In 1979, Dan Kelly managed to get his children on German television and shortly after the appearance, he signed the Kelly Family's first recording contract.

The family had its first number one hit in the Netherlands and Belgium in 1980 with Who'll Come With Me. But Dan Kelly's long dreamed-of success was overshadowed when his wife Barbara was diagnosed with cancer in 1981, the same year as their 12th and final child, Angelo, was born. Barbara died a year later aged 42.

According to Dan Kelly, her last words to her family were: "Keep on singing." He made sure the family kept the promise, touring Europe and the US.

Dan Kelly suffered the first of many strokes in 1990 which left him crippled on his left side and his declining health in the following years contrasted with the rising fortunes of his children.

By the mid-1990s, the Kelly Family were filling stadiums across Europe, at one point performing in front of 250,000 screaming fans in Vienna. Their 1994 album Over the Hump was a runaway success, selling over 4.5 million copies in Europe and even went platinum in Ireland.

Though now confined to the wings, Dan Kelly kept his children on a tight rein. He left his children to do the interviews but drummed into them the maxim: "We will always keep independent of the structures of the modern entertainment industry." He had the commercial nous to found his own record label, Kel-Life, in the early years, ensuring the family kept a larger slice of the record revenue pie than is usual with musical artists.

By the 1990s, the Kelly Family had become a huge enterprise with over 50 employees. Despite Dan Kelly's determination, his children have yet to make it into the big-time in the English-speaking world. A spokesman for EMI, their record distributor, admitted the Kelly Family was a very specific taste. "The type of people who buy Kelly Family records don't read critics," he said. Nevertheless the band has sold over 15 million records, earning them 48 platinum discs, and two million videos.

The Kelly Family's swelling finances soon attracted the attention of German tax officials and in 1996 after they were accused of raising over €150,000 at concerts for AIDS research and keeping it for themselves.

The money was controlled by the Dan Kelly Foundation, which investigators discovered wasn't a registered charitable foundation. The German AIDS Trust (DAH) attacked Dan Kelly in public for "lack of transparency" in what happened to the money."We find it irresponsible that this money has not been used for its intended purpose," the DAH said at the time.

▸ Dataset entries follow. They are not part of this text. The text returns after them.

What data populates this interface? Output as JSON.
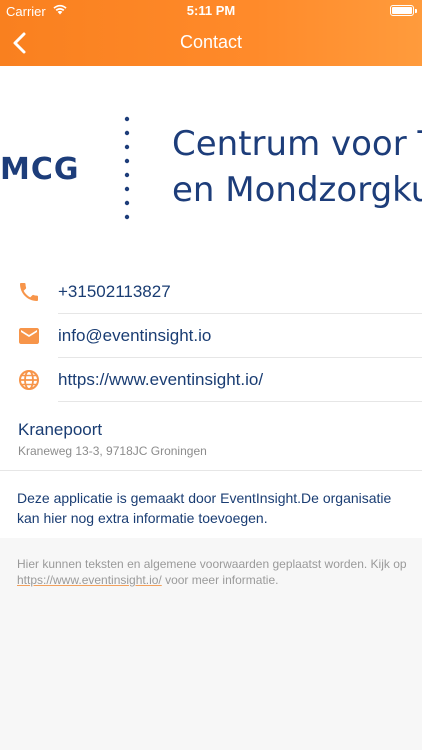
{
  "status_bar": {
    "carrier": "Carrier",
    "time": "5:11 PM"
  },
  "nav": {
    "title": "Contact",
    "back_icon": "chevron-left-icon"
  },
  "logo": {
    "mcg": "MCG",
    "line1": "Centrum voor Tandheelkunde",
    "line2": "en Mondzorgkunde"
  },
  "contact": {
    "phone": "+31502113827",
    "email": "info@eventinsight.io",
    "website": "https://www.eventinsight.io/",
    "location_name": "Kranepoort",
    "location_address": "Kraneweg 13-3, 9718JC Groningen",
    "description": "Deze applicatie is gemaakt door EventInsight.De organisatie kan hier nog extra informatie toevoegen."
  },
  "footer": {
    "text_before": "Hier kunnen teksten en algemene voorwaarden geplaatst worden. Kijk op ",
    "link": "https://www.eventinsight.io/",
    "text_after": " voor meer informatie."
  },
  "colors": {
    "accent": "#f9801f",
    "text_primary": "#1a3d73",
    "text_secondary": "#8c8c8c"
  }
}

The Kellys said in a statement that they had been "too overworked" to forward the money, but they rapidly did so after the scandal broke.

Their image suffered further after German tax authorities launched an investigation into alleged tax evasion.

Dan Kelly suffered a second stroke in 1999, and last December doctors discovered brain haemorrhaging which left him wheelchair-bound and unable to speak.

His few public appearances in recent years showed a shaken old man with a wild white beard that made him look more like an ancient druid than a showbusiness Svengali.

Dan Kelly is survived by 11 children.